Когда через щели в дверях давильни заблестели лучи утреннего солнца, дядя Дилан проснулся, протер глаза и под глазом снова почувствовал боль. Опухоль еще не прошла.
В этот день он неустанно, с ожесточением давил в каменном корыте черный виноград, не замечая, как капли пота, стекая с лица, капали в молодое вино.
Была осень, ясная осень…
Под осенними лучами солнца, у порога давильни, сидел, понурив голову, дядя Дилан и думал о прошлых, ушедших днях…
Сколько осеней прошло с того времени, нет им счета! Знает, что одряхлел уже, опирается на палку при ходьбе, глаза не видят далеко, не чуток уже, как прежде, и слух его.

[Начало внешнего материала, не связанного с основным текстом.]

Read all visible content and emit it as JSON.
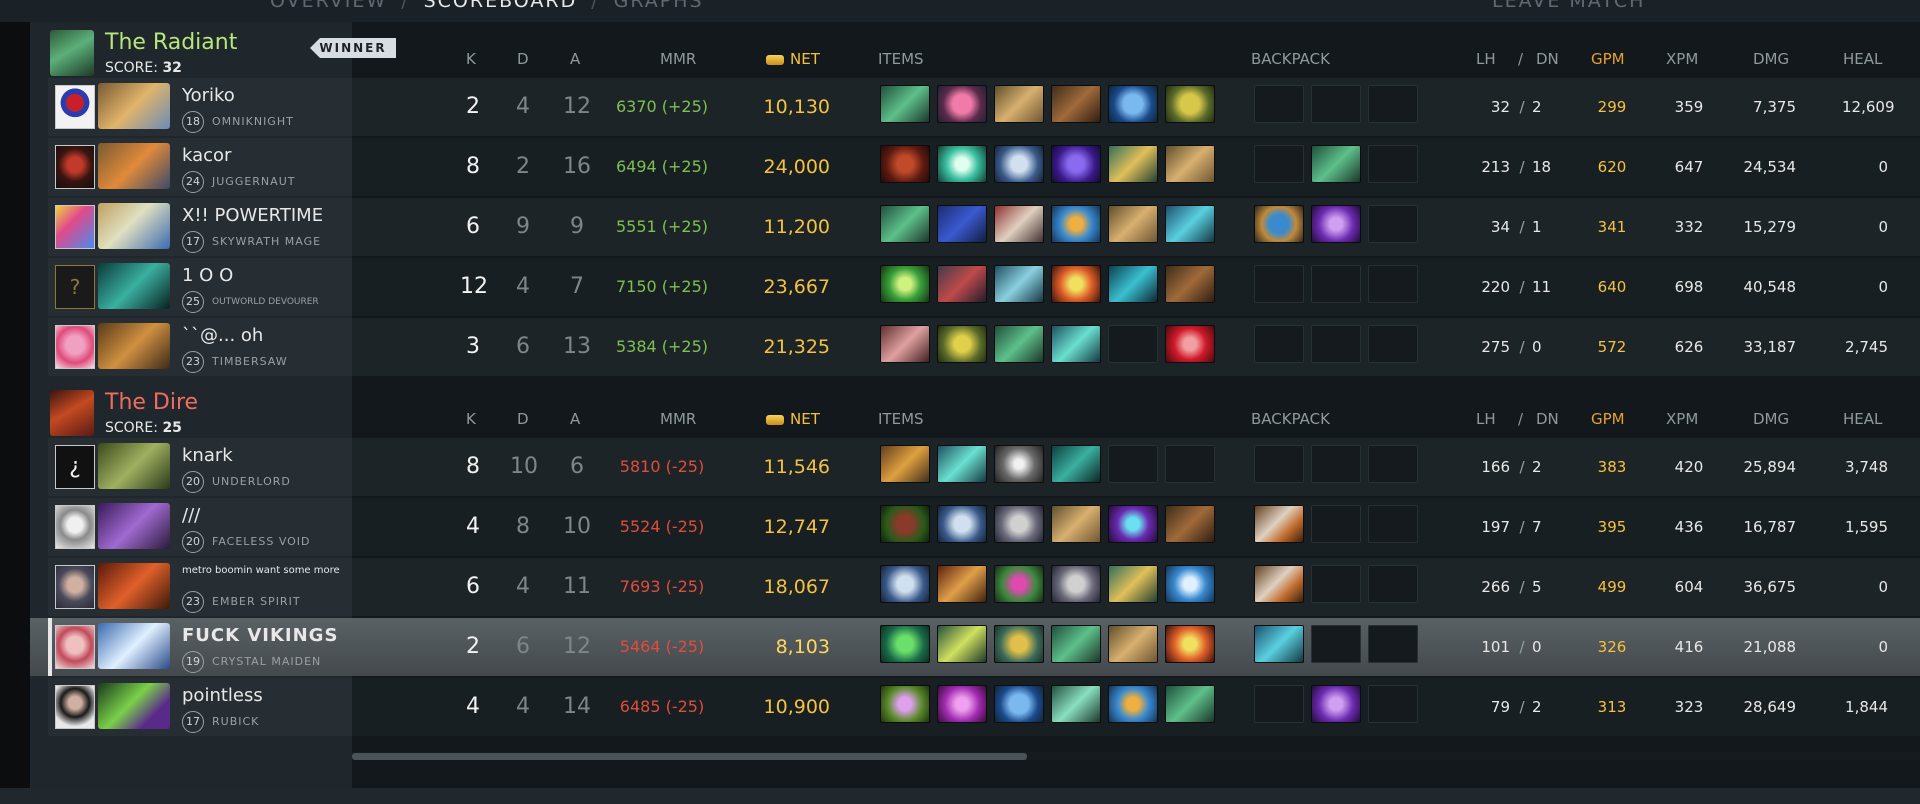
{
  "nav": {
    "tabs": [
      "OVERVIEW",
      "SCOREBOARD",
      "GRAPHS"
    ],
    "active_tab": "SCOREBOARD",
    "leave": "LEAVE MATCH"
  },
  "headers": {
    "k": "K",
    "d": "D",
    "a": "A",
    "mmr": "MMR",
    "net": "NET",
    "items": "ITEMS",
    "backpack": "BACKPACK",
    "lh": "LH",
    "slash": "/",
    "dn": "DN",
    "gpm": "GPM",
    "xpm": "XPM",
    "dmg": "DMG",
    "heal": "HEAL"
  },
  "radiant": {
    "name": "The Radiant",
    "score_label": "SCORE:",
    "score": "32",
    "badge": "WINNER",
    "players": [
      {
        "name": "Yoriko",
        "level": "18",
        "hero": "OMNIKNIGHT",
        "k": "2",
        "d": "4",
        "a": "12",
        "mmr": "6370 (+25)",
        "net": "10,130",
        "lh": "32",
        "dn": "2",
        "gpm": "299",
        "xpm": "359",
        "dmg": "7,375",
        "heal": "12,609"
      },
      {
        "name": "kacor",
        "level": "24",
        "hero": "JUGGERNAUT",
        "k": "8",
        "d": "2",
        "a": "16",
        "mmr": "6494 (+25)",
        "net": "24,000",
        "lh": "213",
        "dn": "18",
        "gpm": "620",
        "xpm": "647",
        "dmg": "24,534",
        "heal": "0"
      },
      {
        "name": "X!! POWERTIME",
        "level": "17",
        "hero": "SKYWRATH MAGE",
        "k": "6",
        "d": "9",
        "a": "9",
        "mmr": "5551 (+25)",
        "net": "11,200",
        "lh": "34",
        "dn": "1",
        "gpm": "341",
        "xpm": "332",
        "dmg": "15,279",
        "heal": "0"
      },
      {
        "name": "1 O O",
        "level": "25",
        "hero": "OUTWORLD DEVOURER",
        "k": "12",
        "d": "4",
        "a": "7",
        "mmr": "7150 (+25)",
        "net": "23,667",
        "lh": "220",
        "dn": "11",
        "gpm": "640",
        "xpm": "698",
        "dmg": "40,548",
        "heal": "0"
      },
      {
        "name": "``@... oh",
        "level": "23",
        "hero": "TIMBERSAW",
        "k": "3",
        "d": "6",
        "a": "13",
        "mmr": "5384 (+25)",
        "net": "21,325",
        "lh": "275",
        "dn": "0",
        "gpm": "572",
        "xpm": "626",
        "dmg": "33,187",
        "heal": "2,745"
      }
    ]
  },
  "dire": {
    "name": "The Dire",
    "score_label": "SCORE:",
    "score": "25",
    "players": [
      {
        "name": "knark",
        "level": "20",
        "hero": "UNDERLORD",
        "k": "8",
        "d": "10",
        "a": "6",
        "mmr": "5810 (-25)",
        "net": "11,546",
        "lh": "166",
        "dn": "2",
        "gpm": "383",
        "xpm": "420",
        "dmg": "25,894",
        "heal": "3,748"
      },
      {
        "name": "///",
        "level": "20",
        "hero": "FACELESS VOID",
        "k": "4",
        "d": "8",
        "a": "10",
        "mmr": "5524 (-25)",
        "net": "12,747",
        "lh": "197",
        "dn": "7",
        "gpm": "395",
        "xpm": "436",
        "dmg": "16,787",
        "heal": "1,595"
      },
      {
        "name": "metro boomin want some more",
        "level": "23",
        "hero": "EMBER SPIRIT",
        "k": "6",
        "d": "4",
        "a": "11",
        "mmr": "7693 (-25)",
        "net": "18,067",
        "lh": "266",
        "dn": "5",
        "gpm": "499",
        "xpm": "604",
        "dmg": "36,675",
        "heal": "0"
      },
      {
        "name": "FUCK VIKINGS",
        "level": "19",
        "hero": "CRYSTAL MAIDEN",
        "k": "2",
        "d": "6",
        "a": "12",
        "mmr": "5464 (-25)",
        "net": "8,103",
        "lh": "101",
        "dn": "0",
        "gpm": "326",
        "xpm": "416",
        "dmg": "21,088",
        "heal": "0"
      },
      {
        "name": "pointless",
        "level": "17",
        "hero": "RUBICK",
        "k": "4",
        "d": "4",
        "a": "14",
        "mmr": "6485 (-25)",
        "net": "10,900",
        "lh": "79",
        "dn": "2",
        "gpm": "313",
        "xpm": "323",
        "dmg": "28,649",
        "heal": "1,844"
      }
    ]
  }
}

Перед давильней, журча, бежал ручеек, и днем и ночью вода шумела в нем, как будто, тихо бормоча, вела сама с собой нескончаемый разговор о былом, вспоминая прошлые, давно позабытые дни.
…Фазан жил в лесу. Весь окровавленный, улетел, оставил лишь два пера на камне, покрытом мхом.
Подобной фазану была и Сона, глаза — спелые виноградины, когда много лет тому назад, в ту далекую солнечную осень, в тот далекий солнечный осенний день, под жилистыми ногами дяди Дилана виноград превращался в кроваво-красное вино.
Подобно фазану, улетела и Сона, оставив после себя осенние воспоминания.
…От вечерней прохлады шелестели листья кукурузы, в уголках наслаивались друг на друга, образуя небольшие кучки; засохшие осенние листья, подхваченные порывом ветра, кружились в воздухе и вновь падали вниз.